Schwergewichte ziehen DAX nach unten
Der DAX verabschiedet sich mit Verlusten aus der Handelswoche. Der deutsche Börsenleitindex büßt zum Wochenschluss 1,7 Prozent ein, schließt mit einem Stand von 15.210 Punkten. Damit ist im DAX weiterhin kein Ausbruch aus der Handelsspanne zwischen 15.250 und 15.650 Punkten in Sicht, sie hat nun schon 16 Tage Bestand. "Auf vier Top-Wochen sind mittlerweile drei Wochen ganz ohne Ertrag gefolgt", sagt Thomas Altmann von QC Partners. Psychologisch sei dieser Seitwärtsmarkt für viele eine "Qual". Viele wüssten nicht, ob sie jetzt ihre Gewinne realisieren sollen oder lieber im Markt bleiben sollen. "Und so halten sich Käufe und Verkäufe aktuell die Waage. Das Ergebnis ist der aktuelle trendlose Markt,"; so der Vermögensverwalter.
ING-Europa-Chefvolkswirt Carsten Brzeski sieht Deutschland nach dem unerwartet starken Rückgang des Bruttoinlandsprodukts (BIP) im vierten Quartal vor einer "technischen Rezession", also BIP-Rückgängen in zwei aufeinander folgenden Quartalen. "Obwohl die Stimmungsindikatoren in den letzten Monaten gestiegen sind, gibt es sehr deutliche Hinweise auf eine nach wie vor schwache Wirtschaft", schreibt Brzeski in einem Kommentar. Der zweite Rückgang des Ifo-Index für die aktuelle Lagebeurteilung in Folge, ein rückläufiger Einkaufsmanagerindex für das verarbeitende Gewerbe und ein schwaches Verbrauchervertrauen bestätigten die Einschätzung, dass die deutsche Wirtschaft im ersten Quartal erneut schrumpfen werde. Auch mittelfristig ist der Ökonom eher pessimistisch: "Die jüngste Verbesserung der Konjunkturdaten deutet darauf hin, dass sich die deutsche Wirtschaft und die Wirtschaft der Eurozone mitten in einer typischen zyklischen Erholung befinden - aber wir befürchten, dass wir uns tatsächlich mitten in einem strukturellen Übergang befinden".
"Der DAX hat anfangs den Angriff auf die 15.500er-Marke versucht - am Ende aber keinen guten Tag gehabt", kommentiert ntv-Börsenkorrespondent Raimund Brichta. "BASF und Linde belasten.
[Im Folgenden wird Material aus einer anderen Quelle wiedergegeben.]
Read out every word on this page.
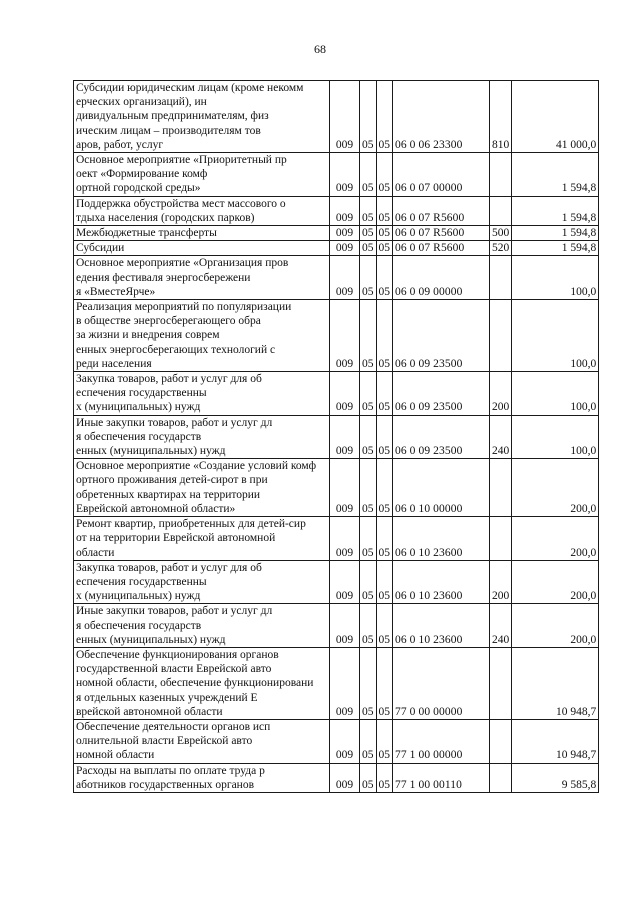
68
Субсидии юридическим лицам (кроме некомм
ерческих организаций), ин
дивидуальным предпринимателям, физ
ическим лицам – производителям тов
аров, работ, услуг	009	05	05	06 0 06 23300	810	41 000,0

Основное мероприятие «Приоритетный пр
оект «Формирование комф
ортной городской среды»	009	05	05	06 0 07 00000		1 594,8

Поддержка обустройства мест массового о
тдыха населения (городских парков)	009	05	05	06 0 07 R5600		1 594,8

Межбюджетные трансферты	009	05	05	06 0 07 R5600	500	1 594,8

Субсидии	009	05	05	06 0 07 R5600	520	1 594,8

Основное мероприятие «Организация пров
едения фестиваля энергосбережени
я «ВместеЯрче»	009	05	05	06 0 09 00000		100,0

Реализация мероприятий по популяризации
в обществе энергосберегающего обра
за жизни и внедрения соврем
енных энергосберегающих технологий с
реди населения	009	05	05	06 0 09 23500		100,0

Закупка товаров, работ и услуг для об
еспечения государственны
х (муниципальных) нужд	009	05	05	06 0 09 23500	200	100,0

Иные закупки товаров, работ и услуг дл
я обеспечения государств
енных (муниципальных) нужд	009	05	05	06 0 09 23500	240	100,0

Основное мероприятие «Создание условий комф
ортного проживания детей-сирот в при
обретенных квартирах на территории
Еврейской автономной области»	009	05	05	06 0 10 00000		200,0

Ремонт квартир, приобретенных для детей-сир
от на территории Еврейской автономной
области	009	05	05	06 0 10 23600		200,0

Закупка товаров, работ и услуг для об
еспечения государственны
х (муниципальных) нужд	009	05	05	06 0 10 23600	200	200,0

Иные закупки товаров, работ и услуг дл
я обеспечения государств
енных (муниципальных) нужд	009	05	05	06 0 10 23600	240	200,0

Обеспечение функционирования органов
государственной власти Еврейской авто
номной области, обеспечение функционировани
я отдельных казенных учреждений Е
врейской автономной области	009	05	05	77 0 00 00000		10 948,7

Обеспечение деятельности органов исп
олнительной власти Еврейской авто
номной области	009	05	05	77 1 00 00000		10 948,7

Расходы на выплаты по оплате труда р
аботников государственных органов	009	05	05	77 1 00 00110		9 585,8
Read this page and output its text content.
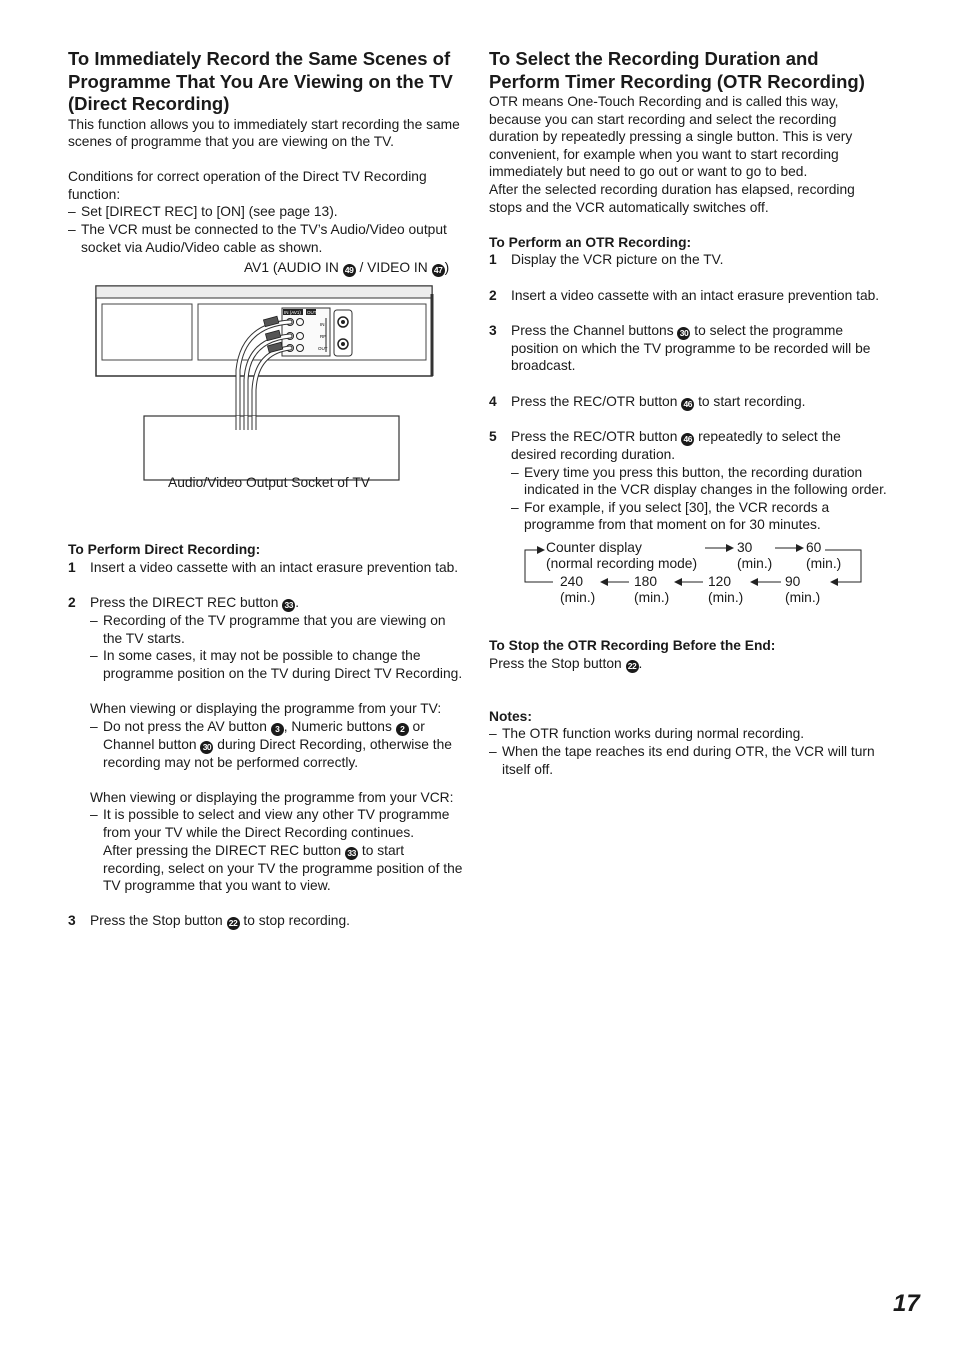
To Immediately Record the Same Scenes of Programme That You Are Viewing on the TV (Direct Recording)

This function allows you to immediately start recording the same scenes of programme that you are viewing on the TV.

Conditions for correct operation of the Direct TV Recording function:

– Set [DIRECT REC] to [ON] (see page 13).
– The VCR must be connected to the TV’s Audio/Video output socket via Audio/Video cable as shown.
AV1 (AUDIO IN 49 / VIDEO IN 47 )
IN (AV1) OUT
IN
RF
OUT
Audio/Video Output Socket of TV

To Perform Direct Recording:

1 Insert a video cassette with an intact erasure prevention tab.
2 Press the DIRECT REC button 33 .
– Recording of the TV programme that you are viewing on the TV starts.
– In some cases, it may not be possible to change the programme position on the TV during Direct TV Recording.

When viewing or displaying the programme from your TV:

– Do not press the AV button 3 , Numeric buttons 2 or Channel button 30 during Direct Recording, otherwise the recording may not be performed correctly.

When viewing or displaying the programme from your VCR:

– It is possible to select and view any other TV programme from your TV while the Direct Recording continues.
After pressing the DIRECT REC button 33 to start recording, select on your TV the programme position of the TV programme that you want to view.
3 Press the Stop button 22 to stop recording.
To Select the Recording Duration and Perform Timer Recording (OTR Recording)

OTR means One-Touch Recording and is called this way, because you can start recording and select the recording duration by repeatedly pressing a single button. This is very convenient, for example when you want to start recording immediately but need to go out or want to go to bed.

After the selected recording duration has elapsed, recording stops and the VCR automatically switches off.

To Perform an OTR Recording:

1 Display the VCR picture on the TV.
2 Insert a video cassette with an intact erasure prevention tab.
3 Press the Channel buttons 30 to select the programme position on which the TV programme to be recorded will be broadcast.
4 Press the REC/OTR button 46 to start recording.
5 Press the REC/OTR button 46 repeatedly to select the desired recording duration.
– Every time you press this button, the recording duration indicated in the VCR display changes in the following order.
– For example, if you select [30], the VCR records a programme from that moment on for 30 minutes.
Counter display
(normal recording mode)
30
(min.)
60
(min.)
90
(min.)
120
(min.)
180
(min.)
240
(min.)

To Stop the OTR Recording Before the End:

Press the Stop button 22 .

Notes:

– The OTR function works during normal recording.
– When the tape reaches its end during OTR, the VCR will turn itself off.
17
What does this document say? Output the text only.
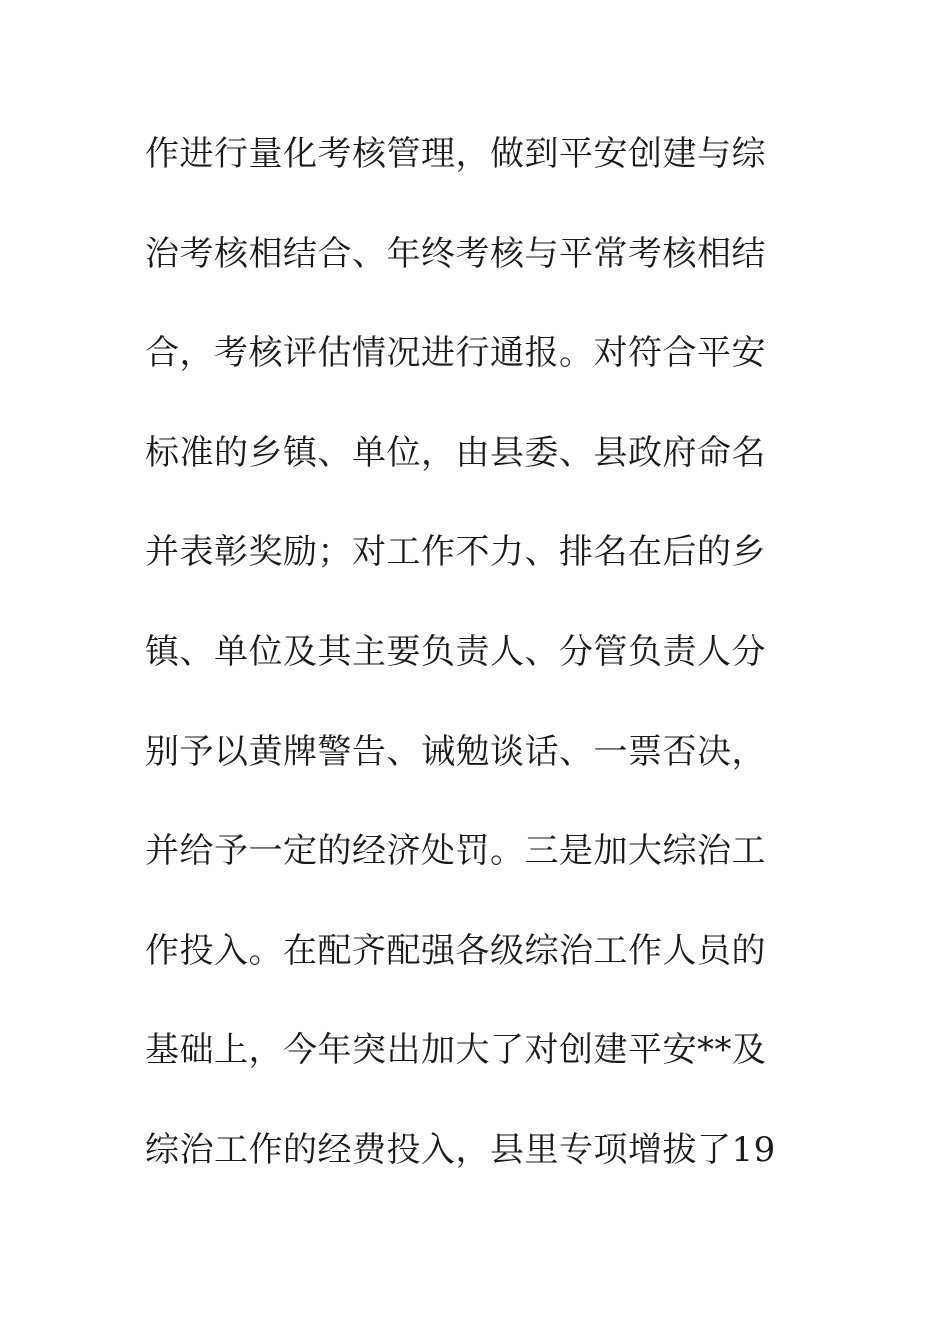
作进行量化考核管理，做到平安创建与综
治考核相结合、年终考核与平常考核相结
合，考核评估情况进行通报。对符合平安
标准的乡镇、单位，由县委、县政府命名
并表彰奖励；对工作不力、排名在后的乡
镇、单位及其主要负责人、分管负责人分
别予以黄牌警告、诫勉谈话、一票否决，
并给予一定的经济处罚。三是加大综治工
作投入。在配齐配强各级综治工作人员的
基础上，今年突出加大了对创建平安**及
综治工作的经费投入，县里专项增拔了19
Dazu kam ein kleinerer Absacker am Nachmittag wegen der US-Inflationsdaten", erläutert er. "Ob der DAX die Handelsspanne noch einmal nach oben verlässt, also ausbricht, oder ob der Leitindex dann doch nach unten rutscht, ist und bleibt die große Frage."
Zwei Schwergewichte kosten den DAX heute Performance: Linde und BASF. BASF-Titel verlieren mehr als sechs Prozent. Die Analysten von Baader Helvea gehen davon aus, dass sich die Investoren auf den Ausblick für 2023 und den Dividendenvorschlag für 2022 konzentrieren dürften. Der gegenüber dem Vorjahr unveränderte Dividendenvorschlag sei besser als von den Analysten erwartet, sollte aber nichtsdestotrotz als Signal gewertet werden, da er der Dividendenpolitik des Unternehmens einer stetig steigenden Dividende widerspreche. Darüber hinaus habe BASF das Rückkaufprogramm früher als geplant beendet. Die Unternehmensprognose für den Umsatz 2023 liege weit über den Konsenserwartungen, die Unternehmensprognose für das EBIT vor Sondereinflüssen nur leicht darunter.
Linde büßen knapp zwei Prozent ein. Das Unternehmen wird dem DAX entnommen, weil der Konzern mit der Hauptnotierung seiner Aktien nach New York wechselt. Das dürfte große Umschichtungen zur Folge haben, da Linde der größte DAX-Wert ist mit einem Index-Gewicht von etwa 10 Prozent. Nachfolger ist die Commerzbank mit einem erwarteten Gewicht von lediglich knapp einem Prozent. Damit dürften auch die anderen DAX-Titel von den Umschichtungen bewegt werden, legt doch ihre Gewichtung um knapp 9 Prozent zu. Spannend könnte es für die Aktien im DAX werden, die nicht so liquide sind. Aber auch in den europäischen Blue-Chip-Indizes stehen Veränderungen an: Im Euro-Stoxx-50 folgen die Aktien des Unicredit der von Linde nach, im Stoxx-50 dagegen Safran.